女の子と犬のペスは、いつのまにか出来た光の道を歩いて行った。途中、ふりかえって手をふってくれた。幸せそうな顔をして。
結局、彼女の名前も、自殺の原因になった”ツライ事”も、わからずじまいだった。
「いいんですか?生きてる間の事を、すっかり忘れて、犬の事しか思い出しませんでしたよ。自分の名前も思い出せてない」
「いいんですよ。生きてる時も死んだ後も、つらい事は忘れてしまうのが一番です。長い道のりになりますが、カンパニュラの花が悪魔から彼女を守ってくれます。魔除けです」
悪魔?げ。悪霊はいても悪魔なんていないと思ってた。
女の子にあげたカンパニュラの実際の花枝は、しおれて空き地に置かれていた。花の精霊がだいぶ力をつかったせいなんだろうか。それに、これはもう売り物にならない。責任をもって花代は払ってもらおう。まずは、カンパニュラ代300円。
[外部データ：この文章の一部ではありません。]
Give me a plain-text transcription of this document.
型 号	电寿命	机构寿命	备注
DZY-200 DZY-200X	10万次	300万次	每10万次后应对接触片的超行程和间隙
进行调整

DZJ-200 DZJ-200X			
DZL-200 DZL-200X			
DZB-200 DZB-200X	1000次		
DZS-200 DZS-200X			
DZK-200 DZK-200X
メモをもってくるべきだった。内心、舌打ちする私をよそに、敦神父は、”じゃあ、一緒にのせてってくださいね”と先に車に乗り込んだ。そうだよ。香炉を届ける最中だった。
店長と敦神父の行う”浄め”とかを、見物していこうか。ついでに花をできるだけ、快適な状態に保持してあげよう。どんな役割をするかわからないけどね。